Contributing Author/s
 
Ayo Sekai, Ph.D.
The Targeted Economic Displacement of Black Women in the Labor Market
The Targeted Economic Displacement of Black Women in the Labor Market
According to a recent report by Essence, between February and July of this year, Black women lost 319,000 jobs, a staggering and telling statistic that sets them apart as the only major female demographic to experience such disproportionate decline. During the same period, white women, Hispanic women, and white men gained massive employment growth. These numbers are disparaging, and heart-wrenching data is a telling indicator of how Black women’s indispensable labor is systematically undervalued and destabilized, and represent livelihoods disrupted, communities destabilized, and a clear warning about the structural vulnerabilities Black women continue to face in the U.S. economy.
Easy criticisms of this article could be that I am biased based on my personal autobiographical and anthropological lens, and that by addressing this downturn, I am being or may appear to be cyclical. That this is merely part of a broader fluctuation in the labor market. But the racialized gendered pattern of the loss requires us to look deeper and ask more thoughtful questions, such as:
Why are Black women uniquely and consistently vulnerable in moments of economic contraction?
What institutional structures make them the first to lose employment and often the last to regain it?
It is difficult to fathom that this is not systematic, based on several historical and political theories.
Neither unusual nor shocking, Black women have occupied a paradoxical role in the U.S. workforce. We are admired for our endless work ethic and self-sacrifice for the benefit of our employers, yet, as essential as we are, we are also expendable. Historically, Black women have filled roles in various industries, including domestic labor and caregiving, as well as education, healthcare, and public service. Black women’s labor has been both a cornerstone of our community’s survival and a sector often undervalued, under protected, and treated those who fill them, treated as unworthy. This recent gutting of the federal government, combined with the raging job losses in the higher education sector, as found in the original research of Dr. Crystal Chambers, in her title, Black Women’s Pathways to Executive Academic Leadership: Lessons from Lived Experiences, reveals not only sector-specific vulnerabilities but also a systemic hierarchy of displacement in the labor market.
The erasure is twofold. First, there is an economic erasure where the professional contributions, ambition, and scholarship of Black women are undermined, leading to instability in employment, particularly in public-facing roles subject to funding cuts and the pendulum swing of politics. Second, there is a narrative erasure, where these job losses are rarely reported with any sense of urgency and the rhetoric falls back to media stereotypes against Black women and Black people in general of being lazy, despite the statistics touted as political talking points on one hand, and a narrative distortion that undermines the truth of Black women’s essential contributions.
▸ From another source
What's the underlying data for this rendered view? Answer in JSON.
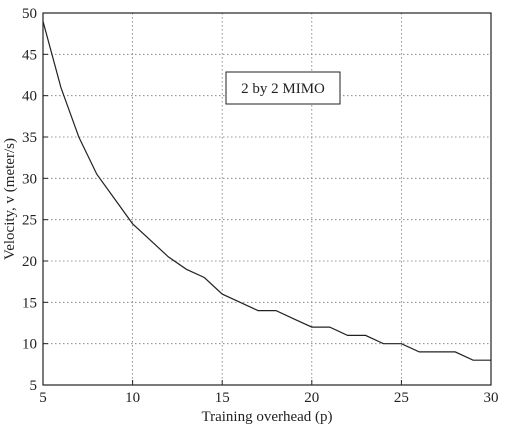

With this type of see-saw visibility, these losses become normalized as the people are dehumanized and folded into the broader narrative of “economic adjustment.”
Quietly, we witness the assault on faculty and higher education scholars. Yet, we rely on scholars of race, gender, and labor to interrogate these statistics and urgently theorize them from a more factual and authentic lens.
Black women remain underrepresented in senior administrative and executive positions, despite the brilliance of their scholarly contributions and leadership. If employment opportunities continue to shrink in other sectors, can the academy afford to replicate patterns of exclusion? Will filling the job market with adjunct positions and destroying the fundamental context of rigor built around tenured professors who have proven and earned their honorifics be enough? There has always been a need for pathways that benefit all industries and all people. However, for all people, doors have always been wide open, whereas for Black women, they are often doors wide shut. Black women not only thrive in academic leadership, but their self-sacrifice and overachievement can be a benefit if opportunities and balance are built into the pathways that safeguard their labor and intellectual contributions as essential to the future of our institutions.
The loss of 319,000 jobs is and should be lauded on as a national crisis. It is evidence of the ongoing racialized and gendered precarity of Black women in the U.S. economy. Instead of ignoring it, the numbers are a bullhorn announcement that requires our attention. It is time to not give a handout, as that has never been the case for this hard-working group. It is time to put Black women’s experiences side by side, match for match, with those of every other group in our scholarship, advocacy, and policymaking, because these numbers reveal how economic policy, corporate restructuring, and institutional downsizing are never neutral. They operate within hierarchies of race, gender, and class. Just as the legislative, executive, and judicial branches of government were intended to separate power, policymakers and institutions of higher education are inherently meant to be distinct entities, ensuring no conflict of interest. Sadly, there is no one to call, as a powerful nation chooses to launch an assault on Black women, even though the data signals that the consequences would be to destroy the economy. Protecting Black women’s access to stable, dignified employment is not simply a matter of equity, it is not just foundational to the integrity of the labor market, it’s common sense.
The numbers are clear. The question is, will the response be the same.